10 thoughts on “Why I Love The Cunning Realist”

  1. Cindy Sheehan was on Democracy Now this morning. She seems to be holding her own pretty well against the likes of Bill O’Reilly:

    AMY GOODMAN: Cindy Sheehan, the Drudge Report has been leading a campaign against you, along with Bill O’Reilly. And one of the points they make is that when you first met with President Bush, you came out with a very different impression, satisfied with the meeting, they say. And then you changed your tune. And they also talk about dissent within your family about what you’re doing.
    CINDY SHEEHAN: Well, for one thing, June of 2004 and August of 2005 are two different months. They’re 14 months apart. And in June of 2004, we had buried Casey nine weeks before when we met with the President. I was still in a deep state of shock and a deep state of grief. And I’m still in a deep state of grief, and I will be for the rest of my life, thanks to George Bush, but I’m not in shock anymore, and I have informed myself. And I have known that four different reports have come out proving that this war was based on deceptions and lies, and it’s for greed. And not one person should be dead. My son shouldn’t be dead. And the killing shouldn’t continue.

  2. Against my better judgement, I read Erick’s Redstate post about Cindy. Only on posts dealing with torture issues has the Redstate crowd, in general, been more transparently and repugnantly monstrous.
    There are, thankfully, a few voices of decency over there, but they are few among many.

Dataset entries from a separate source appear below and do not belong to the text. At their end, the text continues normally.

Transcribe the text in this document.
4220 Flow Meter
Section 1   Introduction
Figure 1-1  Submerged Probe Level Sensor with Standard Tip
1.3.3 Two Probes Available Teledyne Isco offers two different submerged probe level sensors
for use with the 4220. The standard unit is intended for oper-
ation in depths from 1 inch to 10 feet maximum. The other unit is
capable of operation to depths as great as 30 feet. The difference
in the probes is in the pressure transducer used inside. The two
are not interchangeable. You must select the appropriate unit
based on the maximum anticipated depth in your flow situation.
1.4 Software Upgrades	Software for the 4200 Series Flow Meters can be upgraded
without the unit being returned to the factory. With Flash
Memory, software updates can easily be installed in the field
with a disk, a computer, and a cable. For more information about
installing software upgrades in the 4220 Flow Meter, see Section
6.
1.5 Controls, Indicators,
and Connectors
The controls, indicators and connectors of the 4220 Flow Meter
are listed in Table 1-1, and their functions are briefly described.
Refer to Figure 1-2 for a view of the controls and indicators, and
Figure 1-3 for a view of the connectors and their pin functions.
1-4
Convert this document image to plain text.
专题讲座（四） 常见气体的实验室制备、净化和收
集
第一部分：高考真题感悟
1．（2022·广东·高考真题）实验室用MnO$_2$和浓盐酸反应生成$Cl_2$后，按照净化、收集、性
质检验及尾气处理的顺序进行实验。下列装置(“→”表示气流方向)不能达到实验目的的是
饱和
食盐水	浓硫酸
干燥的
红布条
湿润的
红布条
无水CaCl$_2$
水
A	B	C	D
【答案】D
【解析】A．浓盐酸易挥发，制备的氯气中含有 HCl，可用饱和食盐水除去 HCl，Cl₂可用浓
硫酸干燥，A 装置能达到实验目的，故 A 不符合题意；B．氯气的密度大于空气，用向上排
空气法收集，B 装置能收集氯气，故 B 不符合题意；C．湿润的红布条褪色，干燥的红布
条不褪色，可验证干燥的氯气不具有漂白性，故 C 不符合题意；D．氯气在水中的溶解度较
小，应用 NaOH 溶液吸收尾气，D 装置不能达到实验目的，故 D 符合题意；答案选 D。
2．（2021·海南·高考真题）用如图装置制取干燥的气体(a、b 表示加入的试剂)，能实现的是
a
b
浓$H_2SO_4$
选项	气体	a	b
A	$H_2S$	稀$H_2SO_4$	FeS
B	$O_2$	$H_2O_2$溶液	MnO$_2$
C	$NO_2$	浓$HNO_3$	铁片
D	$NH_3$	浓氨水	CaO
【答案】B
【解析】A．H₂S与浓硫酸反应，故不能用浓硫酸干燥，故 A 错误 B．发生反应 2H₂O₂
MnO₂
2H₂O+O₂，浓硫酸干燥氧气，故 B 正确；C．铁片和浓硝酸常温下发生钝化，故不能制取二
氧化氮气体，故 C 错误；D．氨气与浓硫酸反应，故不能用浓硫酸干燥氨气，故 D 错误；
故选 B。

  3. I can’t understand the bloodlust in the hearts of those on the Right toward Ms. Sheehan.
    For Erick over at Redstate to call her a media whore is way over the line, IMO.

  4. Why? What makes the rabid right think she is a good or useful target? If they think she is dangerous to their cause(whatever that might be), they only make her more so by bringing attention to her.
    But Kerry was attacked on his war record; and Michael Schiavo as a husband;and they seem to have some success, so what do I know.
    Like the Schiavo case, if you go far enough over the top you can get away with it.

  5. “At what point did the ability to change one’s mind about a politician become something to be ridiculed and accused of instead of cherished as a basic right?”
    Indeed, one can easily imagine that if she had left her initial meeting with the President and told the media it was unsatisfying- she would be dismissed by the same crowd as a dyed-in-the-wool political partisan. To the true believer, every data point supports their thesis by definition.
    Wu

  6. The viciousness of the attacks is related, I think, to the fact that this crowd is truly something different in American experience. They have a totalitarian mentality, which means they must have ALL the power, ALL the say, and that anyone disagrees with them is by definition illegitimate.
    Ideas aren’t the issue, the issue for them is whether you support them unconditionally, or not. If ideas were at stake, they would not have violated virtually every conservative tenet when in power. In Goldwater’s terms, Bill Clinton was more conservative than these jerks.
    That is why the politics of personal destruction is their standard operating procedure, and why efforts to discuss issues and facts with them is irrelevant – unless you can do it with an audience. Because they do not care about issues or facts. They care only about power.
    This was brought home to me with a jolt when Karl Rove became at least one of the obvious leakers in the Valerie Plame case. The right wingers immediately shifted from giving lip service to the outing haveing been wrong, to attacking Wilson, Plame, and others all over again. All that changed was that one of their own was the guilty party, and their position shifted 100%.
    Think of the shift in the Communist Party of the US after the Hitler-Stalin Pact. They went from denouncing the Nazis to denouncing those opposed to the Nazis. Same immediate flip-flop by all the Republican ideologues.
    Sheehan’s treatment fits this approach perfectly. For O’Leilly, Malkin, Limbaugh, and the other totalitarians, she has no right to disagree. And the BIg Lie is a perfectly fair approach to all issues.
    We are dealing with genuine totalitarians, unAmerican Americans, paying lip service to American values while undermining every one of them.